次は、貨物のトラック、これはどんなふうにして交わしたのか、もう忘れてしまいましたね。
三台めは、山から伐り出した木をたくさん積んだトラック、向こうがカーブのところにいて、普通ならカーブのところは少し膨らんでるはずなのに、余裕はないようでした。向こうが下がってくれる気配はないし、私の後ろにも軽自動車が張り付いていました。
トラックの前に軽自動車が入り込めるようなスペースがありました。そこに頭を突っ込んで、トラックに通り過ぎてもらうしかないようでした。えーい、突っ込んでやれ!
すると、トラックはすごすごと私のクルマの後ろを通り越していきました。私は、バックしてまた道に戻ればいいけれど、はたして後ろにいた軽自動車はどうなるんだろう。
そんなことをイチイチ心配していられなくて、とにかく自分さえこの長くてウネウネの道を通り越して、峠に達しないといけない。それしか考えられない、余裕のない道でした。
峠に達したら、はたして救われるんだったろうか、それとも、峠の向こうも細い道だったろうか。
わからないままに、それからはすれちがうのに苦労することなく、淡々とピークに達し、そこに何軒か家があり、昔からの集落ではあるようだけど、人が住んでいる気配はまるでなくて、廃村を抜けつつ、人の気配を探してずっと降りていくと、昔懐かしい名松線が走っている谷に降りてこられて、私はやっとドキドキから解放されたのでした。

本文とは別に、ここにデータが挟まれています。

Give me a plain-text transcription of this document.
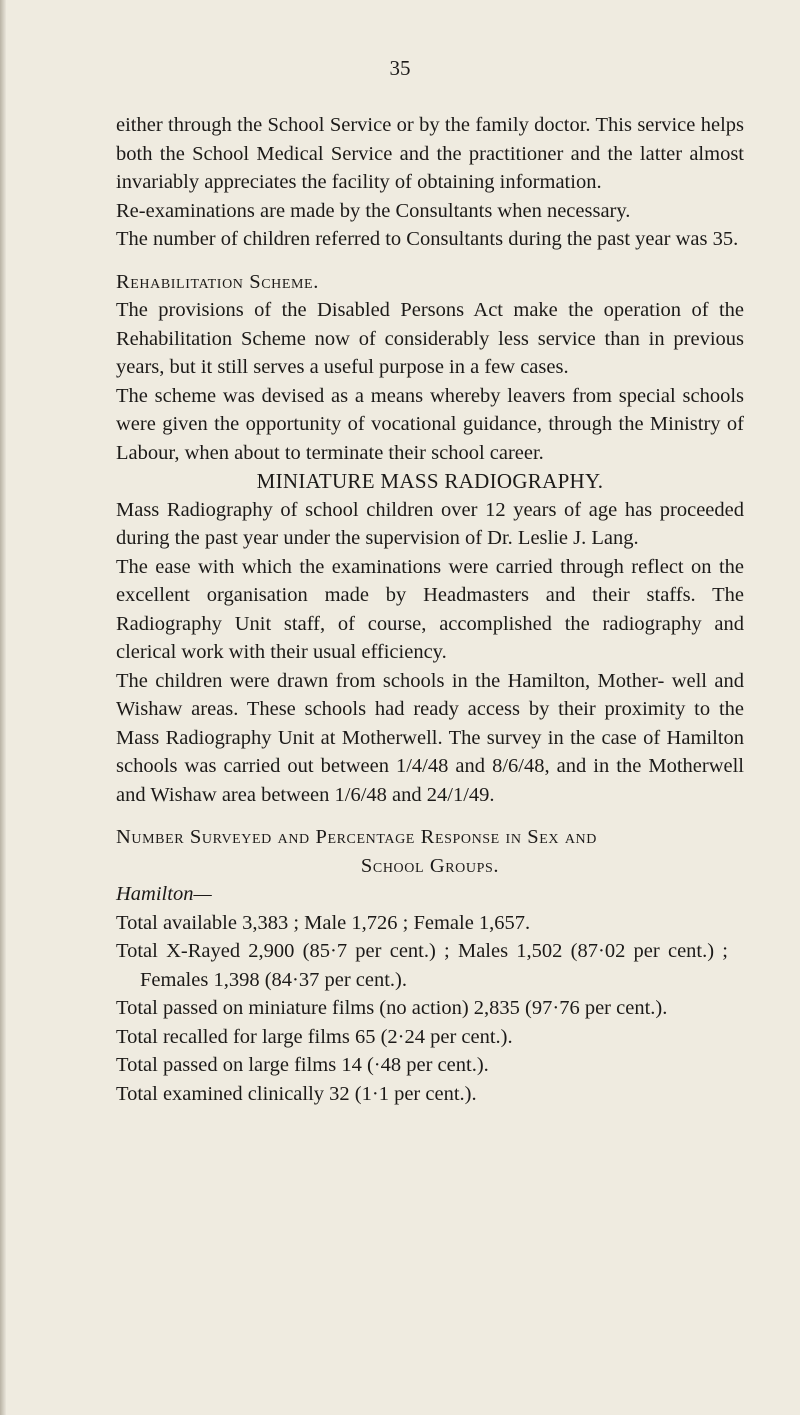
35

either through the School Service or by the family doctor. This service helps both the School Medical Service and the practitioner and the latter almost invariably appreciates the facility of obtaining information.

Re-examinations are made by the Consultants when necessary.

The number of children referred to Consultants during the past year was 35.

Rehabilitation Scheme.

The provisions of the Disabled Persons Act make the operation of the Rehabilitation Scheme now of considerably less service than in previous years, but it still serves a useful purpose in a few cases.

The scheme was devised as a means whereby leavers from special schools were given the opportunity of vocational guidance, through the Ministry of Labour, when about to terminate their school career.

MINIATURE MASS RADIOGRAPHY.

Mass Radiography of school children over 12 years of age has proceeded during the past year under the supervision of Dr. Leslie J. Lang.

The ease with which the examinations were carried through reflect on the excellent organisation made by Headmasters and their staffs. The Radiography Unit staff, of course, accomplished the radiography and clerical work with their usual efficiency.

The children were drawn from schools in the Hamilton, Mother- well and Wishaw areas. These schools had ready access by their proximity to the Mass Radiography Unit at Motherwell. The survey in the case of Hamilton schools was carried out between 1/4/48 and 8/6/48, and in the Motherwell and Wishaw area between 1/6/48 and 24/1/49.

Number Surveyed and Percentage Response in Sex and

School Groups.

Hamilton—

Total available 3,383 ; Male 1,726 ; Female 1,657.

Total X-Rayed 2,900 (85·7 per cent.) ; Males 1,502 (87·02 per cent.) ; Females 1,398 (84·37 per cent.).

Total passed on miniature films (no action) 2,835 (97·76 per cent.).

Total recalled for large films 65 (2·24 per cent.).

Total passed on large films 14 (·48 per cent.).

Total examined clinically 32 (1·1 per cent.).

そんなこと、どうしてやっているんでしょう。アホみたいですね。野生生物にもちっとも出会わなかったけど、恐ろしい大型車には三回、それ以外の普通車は数台すれちがいました。ずっと恐ろしい道はやはり存在していた。本来ならトンネルを掘って、東西の行き来を楽にさせてあげればいいのに、そんなに需要はないのか、昔のまんまの国道です。たぶん、これからもこのままでしょう。
たぶん、私はもう二度と行かない。
まあ、それはそれでいいのかな。ダンプさんたちが道に彩を添え続けているはずです。迷い込んだアホな奴らをどやしてあげたらいい。そんなところに迷い込んだ私が間違ってたのです。それにしても、怖かった。ずっとドキドキでしたし、今考えても恐ろしい。